Андрей обнял ее, нежно поцеловал в губы, в шею… но Мария уперлась руками в его грудь.
- Нет, нет, нет!… - яростно прошептала она. - Что ты?! Я же не к тому сказала, чтобы…
Объяснить Марии, что он тоже "не к тому", у Громова просто не хватило выдержки. Он резко поднялся и, бросив на ходу: "Поспи еще, разбужу", - пошел к двум небольшим кострам, между которыми было развешено обмундирование Готванюка. Сам Готванюк сидел в гимнастерке Крамарчука, без брюк и без кальсон.
25
- Так почему вы до сих пор оставались за Днестром? Части ведь отходили довольно организованно, - спросил Громов Готванюка, присаживаясь на камень.
- Если бы только я один остался. Но я-то хоть понятно - меня оставили на прикрытие. Двадцать бойцов при двух пулеметах. И держаться сутки. Ротный у нас вроде тебя был - молодой. И тоже ни страха, ни жалости. Такие, наверное, только для войны и рождаются.
- Главное, что не из-за таких она начинается.
- Хотя, может, это я от обиды… Что оставил именно меня. В последнюю минуту присоединил к тем, девятнадцати… Для счета, наверное. Но командир был железный. С таким командиром и в бой идти не страшно, и трусить стыдно. Обычного страха своего человеческого стыдишься.
- Вы местный?
- Да. Село мое километров за двадцать отсюда. Липковое. Я так и думал: мне бы только через Днестр, а там я, считай, дома.
- А что же остальные… те, девятнадцать? - подал голос Крамарчук.
- Ох, курить, братцы, хочется не по-божески. Неужели оба некурящие?
- Бессигарные мы. Сам бы покурил. Так что же с теми?…
- Продержались мы возле маслобойни, на развилке дорог, два часа. Ровно два. И смяли нас. Цепью поперли, так, что пулеметы захлебнулись. Однако мне повезло, меня еще до атаки снарядом похоронило, землей засыпало. Очухался только в колонне военнопленных. К счастью, конвоировали нас румыны. С винтовочками. Пока затвор, то да се… Словом, ночью человек десять сбежало. Врассыпную.
- Понятно. Остаетесь с нами?
- Зачем оставаться? - на удивление спокойно ответил Готванюк. - Что я здесь не видел? Домой пойду. Осмотрюсь, отлежусь. А там посмотрим.
- То есть, как это - домой?! - изумился Громов.
- Куда же мне еще?
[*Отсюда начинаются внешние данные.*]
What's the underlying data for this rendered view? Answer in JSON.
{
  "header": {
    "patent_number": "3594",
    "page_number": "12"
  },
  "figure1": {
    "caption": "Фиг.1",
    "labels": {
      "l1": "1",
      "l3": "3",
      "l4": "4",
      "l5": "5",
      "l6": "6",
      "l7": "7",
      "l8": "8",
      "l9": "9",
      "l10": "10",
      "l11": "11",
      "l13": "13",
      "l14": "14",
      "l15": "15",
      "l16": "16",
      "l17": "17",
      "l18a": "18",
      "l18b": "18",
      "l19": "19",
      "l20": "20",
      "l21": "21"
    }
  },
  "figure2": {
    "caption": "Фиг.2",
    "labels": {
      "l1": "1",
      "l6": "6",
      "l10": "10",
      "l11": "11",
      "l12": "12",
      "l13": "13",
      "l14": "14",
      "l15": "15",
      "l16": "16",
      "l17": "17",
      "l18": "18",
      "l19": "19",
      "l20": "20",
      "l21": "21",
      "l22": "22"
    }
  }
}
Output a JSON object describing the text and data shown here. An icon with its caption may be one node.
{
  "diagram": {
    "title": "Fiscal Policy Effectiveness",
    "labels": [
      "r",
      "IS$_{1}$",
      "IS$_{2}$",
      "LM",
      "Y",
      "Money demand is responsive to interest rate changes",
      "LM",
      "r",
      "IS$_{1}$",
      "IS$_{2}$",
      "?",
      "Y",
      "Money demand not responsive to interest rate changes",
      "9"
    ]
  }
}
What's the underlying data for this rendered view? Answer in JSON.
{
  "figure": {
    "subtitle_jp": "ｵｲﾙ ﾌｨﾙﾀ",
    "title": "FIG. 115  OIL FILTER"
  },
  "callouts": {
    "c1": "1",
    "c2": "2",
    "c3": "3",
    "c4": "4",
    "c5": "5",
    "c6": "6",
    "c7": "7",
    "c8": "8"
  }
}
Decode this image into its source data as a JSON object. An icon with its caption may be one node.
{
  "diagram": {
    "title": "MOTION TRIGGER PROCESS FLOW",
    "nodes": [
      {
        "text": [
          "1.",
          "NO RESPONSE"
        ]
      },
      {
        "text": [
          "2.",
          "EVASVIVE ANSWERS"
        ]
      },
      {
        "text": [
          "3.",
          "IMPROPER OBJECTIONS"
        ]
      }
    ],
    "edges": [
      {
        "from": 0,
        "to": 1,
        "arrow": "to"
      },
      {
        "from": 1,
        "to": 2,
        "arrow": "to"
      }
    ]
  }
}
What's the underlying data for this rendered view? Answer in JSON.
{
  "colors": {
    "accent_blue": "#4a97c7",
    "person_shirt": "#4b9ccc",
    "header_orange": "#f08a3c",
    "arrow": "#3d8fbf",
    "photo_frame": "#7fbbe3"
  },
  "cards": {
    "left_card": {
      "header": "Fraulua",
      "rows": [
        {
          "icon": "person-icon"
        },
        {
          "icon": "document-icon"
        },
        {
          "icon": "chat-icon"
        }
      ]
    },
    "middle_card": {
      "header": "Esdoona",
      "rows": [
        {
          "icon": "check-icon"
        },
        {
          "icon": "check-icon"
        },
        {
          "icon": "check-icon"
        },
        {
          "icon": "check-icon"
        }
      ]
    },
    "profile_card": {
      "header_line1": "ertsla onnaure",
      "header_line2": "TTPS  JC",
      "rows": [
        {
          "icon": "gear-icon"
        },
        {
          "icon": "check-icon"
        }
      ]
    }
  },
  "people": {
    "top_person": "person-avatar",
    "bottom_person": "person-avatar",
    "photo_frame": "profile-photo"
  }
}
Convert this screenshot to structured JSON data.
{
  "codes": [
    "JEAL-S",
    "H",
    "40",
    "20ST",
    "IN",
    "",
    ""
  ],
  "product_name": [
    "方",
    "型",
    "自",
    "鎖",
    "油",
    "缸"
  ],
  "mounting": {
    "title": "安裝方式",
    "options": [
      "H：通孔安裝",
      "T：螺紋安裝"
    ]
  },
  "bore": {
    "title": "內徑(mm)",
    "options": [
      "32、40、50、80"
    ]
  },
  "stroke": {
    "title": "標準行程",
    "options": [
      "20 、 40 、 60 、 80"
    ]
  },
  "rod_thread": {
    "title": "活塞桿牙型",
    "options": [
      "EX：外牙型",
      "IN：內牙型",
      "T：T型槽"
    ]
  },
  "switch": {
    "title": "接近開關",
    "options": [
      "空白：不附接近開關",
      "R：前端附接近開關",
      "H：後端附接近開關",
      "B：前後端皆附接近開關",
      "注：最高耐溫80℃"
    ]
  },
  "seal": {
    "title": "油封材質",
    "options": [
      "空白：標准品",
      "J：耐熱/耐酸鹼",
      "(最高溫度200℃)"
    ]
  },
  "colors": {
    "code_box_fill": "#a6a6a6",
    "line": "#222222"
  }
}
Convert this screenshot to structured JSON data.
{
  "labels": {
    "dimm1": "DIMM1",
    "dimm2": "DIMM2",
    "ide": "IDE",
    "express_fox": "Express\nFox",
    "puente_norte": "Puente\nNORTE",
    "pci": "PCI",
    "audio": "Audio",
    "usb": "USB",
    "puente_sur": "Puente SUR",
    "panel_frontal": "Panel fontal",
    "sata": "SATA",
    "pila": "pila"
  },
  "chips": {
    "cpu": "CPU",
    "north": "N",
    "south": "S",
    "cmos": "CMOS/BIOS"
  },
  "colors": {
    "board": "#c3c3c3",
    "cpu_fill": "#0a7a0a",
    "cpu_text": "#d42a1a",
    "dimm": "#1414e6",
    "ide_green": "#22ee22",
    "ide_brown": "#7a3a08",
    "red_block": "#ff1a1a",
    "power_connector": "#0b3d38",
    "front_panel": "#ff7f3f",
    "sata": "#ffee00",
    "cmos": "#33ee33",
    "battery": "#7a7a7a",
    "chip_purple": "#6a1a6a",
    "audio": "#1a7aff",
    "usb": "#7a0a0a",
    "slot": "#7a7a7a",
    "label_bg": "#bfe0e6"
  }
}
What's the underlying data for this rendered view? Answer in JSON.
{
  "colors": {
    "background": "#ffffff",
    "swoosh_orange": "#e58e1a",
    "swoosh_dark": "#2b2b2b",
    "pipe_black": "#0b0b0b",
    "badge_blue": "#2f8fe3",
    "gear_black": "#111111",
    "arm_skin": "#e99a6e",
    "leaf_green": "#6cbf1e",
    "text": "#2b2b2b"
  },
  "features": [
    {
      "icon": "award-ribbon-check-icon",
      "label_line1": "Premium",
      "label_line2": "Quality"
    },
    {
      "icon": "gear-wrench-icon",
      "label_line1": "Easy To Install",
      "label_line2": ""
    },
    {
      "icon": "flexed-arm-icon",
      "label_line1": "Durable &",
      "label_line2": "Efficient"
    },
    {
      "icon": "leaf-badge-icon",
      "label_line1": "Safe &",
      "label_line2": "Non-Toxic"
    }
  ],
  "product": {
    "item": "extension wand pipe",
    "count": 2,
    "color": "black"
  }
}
Я за Днестром уже человек пять встречал таких. У одного ночевал в доме. Вернулись - и ничего. Записали их в комендатуре, на работу определили. У них там новый порядок.
- Но вы же солдат, Готванюк! - взорвался Громов. - Что значит "записали", "определили на работу"? Идет война! В вашем селе враги! В вашем селе, вашем доме.
- Так что, она первая на этой земле идет, что ли? Или, может, это я ее проиграл, эту войну, а, лейтенант?! Мой дед в Первую мировую с трехлинейкой воевал. И я - с той же трехлинейкой. Но в Первую он танка в глаза не видел. А сейчас они десятками прут. Чем их бить, если мне и гранаты завалящей никто в руки не сунул? О чем же вы думали, господа-товарищи офицеры? Неужели действительно не знали, какая у немца армия, сколько у него танков, самолетов, какие автоматы? Ведь мы же вооружены - что румын, что я. Но за спиной у румына - немцы. И самолеты с воздуха. А много ты видел наших самолетов? Что, "Красная армия всех сильней"? Что пели, в то и верили?
- Что мы пели и до чего допелись - с этим будем разбираться после войны. А пока что вы - солдат. Вы живы. И идет война. Что здесь непонятного?
- Ладно, Беркут, - тронул его за плечо Крамарчук. - Что ты ему объяснишь сейчас?
- Так ведь объяснять нужно не мне одному. Увидишь, сколько нас будет по деревням. К зиме полармии разбежится и попрячется от Днестра до Урала, - бормотал Готванюк, поспешно натягивая на себя еще не просушенные кальсоны. - Думаешь, если силой оставишь, я тебе много навоюю?
"А почему он не боится, что я расстреляю его? - молча смотрел на Готванюка Громов. - Почему он даже не предполагает, что могу пристрелить его как дезертира? И что я сделаю это. Сейчас же!"
Громов рванул кобуру и уже пытался выхватить пистолет, но именно в эту минуту, уловив его настроение, Готванюк перепрыгнул через костер и в чем есть, босиком, метнулся в заросли ельника.